There was a knock. At the earl’s bidding, a servant Rachel didn’t recognize carried in a tray very similar to the one Mrs. Poulson had delivered before. Rachel’s gaze lingered on the clotted cream, scones, preserves and small sandwiches, but she didn’t want to eat anything, not with Geordie hungry at home. Besides, she couldn’t accept Druridge’s hospitality and then purposely mislead him.…
“Won’t you eat something?” he encouraged.
She forced her attention away from the tray, hoping he hadn’t noticed her preoccupation with it. “No, thank you. I-I’m fine.”
“You don’t look well.”
“I am.”
“You have lost weight.”
“I’m wearing a cloak. How can you possibly tell?”
“I can see it in your face.”
“I’ve been… busy, working.”
“Books are selling well, then?”
“Very well, yes. Business has never been better.” She forced a bright smile.
He nodded. “I am glad to hear that. Some tea, perhaps?”
This time Rachel didn’t refuse. Certainly there was nothing wrong with accepting something so minimal as a spot of tea.
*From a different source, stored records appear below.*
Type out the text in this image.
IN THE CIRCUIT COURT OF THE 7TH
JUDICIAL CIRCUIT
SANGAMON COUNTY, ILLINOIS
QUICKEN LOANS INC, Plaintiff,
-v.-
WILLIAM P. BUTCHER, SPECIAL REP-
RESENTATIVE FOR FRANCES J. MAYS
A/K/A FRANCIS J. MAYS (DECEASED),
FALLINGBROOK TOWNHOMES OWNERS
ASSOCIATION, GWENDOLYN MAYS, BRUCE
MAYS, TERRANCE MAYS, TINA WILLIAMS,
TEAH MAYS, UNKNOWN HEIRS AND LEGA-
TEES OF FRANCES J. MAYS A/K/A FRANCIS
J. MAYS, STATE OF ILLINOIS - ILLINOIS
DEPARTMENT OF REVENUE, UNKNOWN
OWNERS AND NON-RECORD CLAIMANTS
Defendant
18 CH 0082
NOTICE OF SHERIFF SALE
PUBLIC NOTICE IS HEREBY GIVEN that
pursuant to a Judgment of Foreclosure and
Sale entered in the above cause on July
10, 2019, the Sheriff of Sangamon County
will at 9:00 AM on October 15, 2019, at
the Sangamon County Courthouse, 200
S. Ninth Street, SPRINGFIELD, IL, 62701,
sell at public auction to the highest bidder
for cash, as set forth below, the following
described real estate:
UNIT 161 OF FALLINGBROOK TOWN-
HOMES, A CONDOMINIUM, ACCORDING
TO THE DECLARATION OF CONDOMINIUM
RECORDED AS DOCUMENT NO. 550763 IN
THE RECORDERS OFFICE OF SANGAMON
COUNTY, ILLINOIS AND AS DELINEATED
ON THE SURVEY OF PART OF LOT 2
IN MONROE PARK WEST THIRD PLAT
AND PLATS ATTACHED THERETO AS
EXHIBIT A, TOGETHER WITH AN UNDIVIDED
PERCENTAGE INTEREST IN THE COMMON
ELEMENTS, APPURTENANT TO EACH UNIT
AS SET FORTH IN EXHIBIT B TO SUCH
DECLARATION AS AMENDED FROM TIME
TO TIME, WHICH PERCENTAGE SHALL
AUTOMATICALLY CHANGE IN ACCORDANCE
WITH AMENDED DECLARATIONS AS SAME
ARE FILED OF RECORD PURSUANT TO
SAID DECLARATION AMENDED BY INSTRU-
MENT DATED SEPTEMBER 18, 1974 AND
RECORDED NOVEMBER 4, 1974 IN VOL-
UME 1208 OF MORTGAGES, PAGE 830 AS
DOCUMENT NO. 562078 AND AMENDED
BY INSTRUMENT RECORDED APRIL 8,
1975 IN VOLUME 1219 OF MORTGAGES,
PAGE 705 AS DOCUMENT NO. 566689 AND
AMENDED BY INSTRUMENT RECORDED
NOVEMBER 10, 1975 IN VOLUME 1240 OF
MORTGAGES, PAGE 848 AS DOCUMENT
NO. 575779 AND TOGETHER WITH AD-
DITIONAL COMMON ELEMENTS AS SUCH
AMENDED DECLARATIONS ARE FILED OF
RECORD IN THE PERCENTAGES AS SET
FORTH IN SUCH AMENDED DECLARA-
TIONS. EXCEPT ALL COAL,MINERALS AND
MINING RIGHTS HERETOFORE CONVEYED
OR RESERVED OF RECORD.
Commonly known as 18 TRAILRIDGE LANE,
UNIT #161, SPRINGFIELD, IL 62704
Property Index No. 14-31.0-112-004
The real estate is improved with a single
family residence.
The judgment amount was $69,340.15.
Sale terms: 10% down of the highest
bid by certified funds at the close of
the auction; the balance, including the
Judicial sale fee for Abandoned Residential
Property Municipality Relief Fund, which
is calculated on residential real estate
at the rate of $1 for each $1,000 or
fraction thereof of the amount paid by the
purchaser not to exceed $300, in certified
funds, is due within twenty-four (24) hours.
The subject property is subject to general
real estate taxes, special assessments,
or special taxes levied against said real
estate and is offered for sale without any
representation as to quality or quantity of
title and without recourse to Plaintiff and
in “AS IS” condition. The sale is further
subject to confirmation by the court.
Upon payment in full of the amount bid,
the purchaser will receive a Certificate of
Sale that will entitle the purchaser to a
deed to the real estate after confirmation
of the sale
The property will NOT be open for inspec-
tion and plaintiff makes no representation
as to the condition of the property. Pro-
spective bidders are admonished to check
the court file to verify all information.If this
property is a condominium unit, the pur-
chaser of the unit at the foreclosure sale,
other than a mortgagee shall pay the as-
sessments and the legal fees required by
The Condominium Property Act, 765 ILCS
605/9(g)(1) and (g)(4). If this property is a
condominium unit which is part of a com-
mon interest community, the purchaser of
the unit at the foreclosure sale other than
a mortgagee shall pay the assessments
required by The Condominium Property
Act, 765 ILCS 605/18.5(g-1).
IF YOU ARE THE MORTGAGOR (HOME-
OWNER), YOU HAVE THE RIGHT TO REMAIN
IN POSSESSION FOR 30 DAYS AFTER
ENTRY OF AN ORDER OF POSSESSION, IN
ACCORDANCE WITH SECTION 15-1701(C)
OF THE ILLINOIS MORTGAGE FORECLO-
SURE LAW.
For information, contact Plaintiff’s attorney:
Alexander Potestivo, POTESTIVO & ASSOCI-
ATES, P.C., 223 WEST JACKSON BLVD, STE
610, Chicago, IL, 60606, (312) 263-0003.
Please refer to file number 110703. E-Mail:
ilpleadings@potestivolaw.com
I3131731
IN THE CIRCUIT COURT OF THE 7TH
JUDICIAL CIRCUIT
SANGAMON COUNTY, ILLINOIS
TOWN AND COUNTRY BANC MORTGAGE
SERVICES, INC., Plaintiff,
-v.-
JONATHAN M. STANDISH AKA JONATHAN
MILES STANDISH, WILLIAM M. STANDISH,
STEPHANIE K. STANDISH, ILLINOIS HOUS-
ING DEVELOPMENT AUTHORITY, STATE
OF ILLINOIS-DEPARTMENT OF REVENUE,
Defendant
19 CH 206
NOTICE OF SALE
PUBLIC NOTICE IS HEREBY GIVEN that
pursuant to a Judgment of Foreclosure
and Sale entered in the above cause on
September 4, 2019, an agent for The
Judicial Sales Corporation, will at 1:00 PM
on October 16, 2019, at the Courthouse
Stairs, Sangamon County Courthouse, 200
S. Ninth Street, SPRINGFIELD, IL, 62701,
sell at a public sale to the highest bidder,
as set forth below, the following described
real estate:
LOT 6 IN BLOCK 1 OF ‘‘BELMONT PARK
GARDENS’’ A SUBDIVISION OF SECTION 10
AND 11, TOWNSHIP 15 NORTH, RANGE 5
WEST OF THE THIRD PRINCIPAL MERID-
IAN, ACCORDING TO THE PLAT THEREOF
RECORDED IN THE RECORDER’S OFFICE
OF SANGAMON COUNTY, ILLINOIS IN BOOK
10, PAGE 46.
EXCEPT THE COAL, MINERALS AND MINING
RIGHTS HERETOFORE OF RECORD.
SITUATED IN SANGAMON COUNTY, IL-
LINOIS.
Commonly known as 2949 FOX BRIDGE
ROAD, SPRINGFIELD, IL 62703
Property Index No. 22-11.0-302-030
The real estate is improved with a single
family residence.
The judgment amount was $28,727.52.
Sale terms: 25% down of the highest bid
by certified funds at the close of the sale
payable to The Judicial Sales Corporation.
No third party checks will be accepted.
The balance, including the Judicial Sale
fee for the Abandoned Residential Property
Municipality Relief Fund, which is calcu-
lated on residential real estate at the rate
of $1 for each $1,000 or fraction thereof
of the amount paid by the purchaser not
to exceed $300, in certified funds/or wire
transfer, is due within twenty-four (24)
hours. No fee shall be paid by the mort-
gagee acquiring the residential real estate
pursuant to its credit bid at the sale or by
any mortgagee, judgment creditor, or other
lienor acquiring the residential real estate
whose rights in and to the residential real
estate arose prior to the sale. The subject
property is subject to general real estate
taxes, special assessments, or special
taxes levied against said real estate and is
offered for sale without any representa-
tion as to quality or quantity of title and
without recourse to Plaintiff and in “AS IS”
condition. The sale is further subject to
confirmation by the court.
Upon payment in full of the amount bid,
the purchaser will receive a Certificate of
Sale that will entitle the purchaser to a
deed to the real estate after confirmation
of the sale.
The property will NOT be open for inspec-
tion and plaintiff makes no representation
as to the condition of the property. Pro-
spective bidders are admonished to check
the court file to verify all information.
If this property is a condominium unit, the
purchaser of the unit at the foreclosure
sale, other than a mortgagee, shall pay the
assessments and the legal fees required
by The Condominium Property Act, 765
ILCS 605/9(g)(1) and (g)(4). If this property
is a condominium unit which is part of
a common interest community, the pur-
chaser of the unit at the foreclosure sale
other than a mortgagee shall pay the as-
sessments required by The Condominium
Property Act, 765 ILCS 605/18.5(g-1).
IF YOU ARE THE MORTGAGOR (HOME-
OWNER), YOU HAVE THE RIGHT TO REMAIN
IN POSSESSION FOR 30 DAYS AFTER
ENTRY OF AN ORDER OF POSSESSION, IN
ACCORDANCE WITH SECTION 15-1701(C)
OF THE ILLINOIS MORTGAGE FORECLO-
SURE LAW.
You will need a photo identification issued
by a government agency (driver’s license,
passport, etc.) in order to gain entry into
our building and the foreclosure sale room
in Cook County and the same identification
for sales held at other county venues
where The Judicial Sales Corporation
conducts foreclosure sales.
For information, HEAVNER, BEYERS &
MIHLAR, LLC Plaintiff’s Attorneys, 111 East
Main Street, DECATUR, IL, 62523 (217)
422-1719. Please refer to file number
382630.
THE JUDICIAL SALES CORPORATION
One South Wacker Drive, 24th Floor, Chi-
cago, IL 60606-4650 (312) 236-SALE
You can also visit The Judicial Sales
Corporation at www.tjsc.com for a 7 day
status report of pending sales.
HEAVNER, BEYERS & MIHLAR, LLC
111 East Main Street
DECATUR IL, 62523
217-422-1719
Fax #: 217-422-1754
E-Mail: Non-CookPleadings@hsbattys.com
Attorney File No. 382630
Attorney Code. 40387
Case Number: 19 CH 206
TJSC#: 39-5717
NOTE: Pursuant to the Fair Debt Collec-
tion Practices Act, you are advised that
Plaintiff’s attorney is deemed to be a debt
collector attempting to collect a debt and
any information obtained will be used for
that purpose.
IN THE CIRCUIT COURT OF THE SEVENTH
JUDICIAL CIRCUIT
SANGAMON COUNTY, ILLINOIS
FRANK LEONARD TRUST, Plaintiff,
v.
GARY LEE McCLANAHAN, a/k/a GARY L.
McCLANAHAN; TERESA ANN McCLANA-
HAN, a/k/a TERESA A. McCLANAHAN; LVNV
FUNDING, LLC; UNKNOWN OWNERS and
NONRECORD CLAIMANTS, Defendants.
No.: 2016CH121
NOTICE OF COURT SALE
She took a sip of the warm brew and felt its bolstering effects within seconds.
“You have something to tell me,” the earl reminded her when she finished and set her cup on the tray.
For her father’s sake, even for the earl’s sake, she winced at what she was about to do. But the miners had won. Or maybe it was the hunger caused by their withdrawal from her life. Regardless, she tried to find some peace in knowing she wouldn’t tarnish her father’s reputation for nothing. What she was doing here at Blackmoor Hall should, as Elspeth and Mr. Cutberth said, help the labor movement.
“Yes.” She cleared her throat. “About the fire.”
“You know more than you have shared?”
Rachel took a deep breath and launched into the lie she’d prepared for him, the one about finding her mother’s diary and reading all about how her father set the blaze. She had thought about forging a diary and bringing it to him but hadn’t been willing to carry the lie quite that far.
He listened without interrupting, showing no emotion beyond the rigid set of his shoulders. Then he asked one simple question. “Are you familiar with Pieter Bruegel?”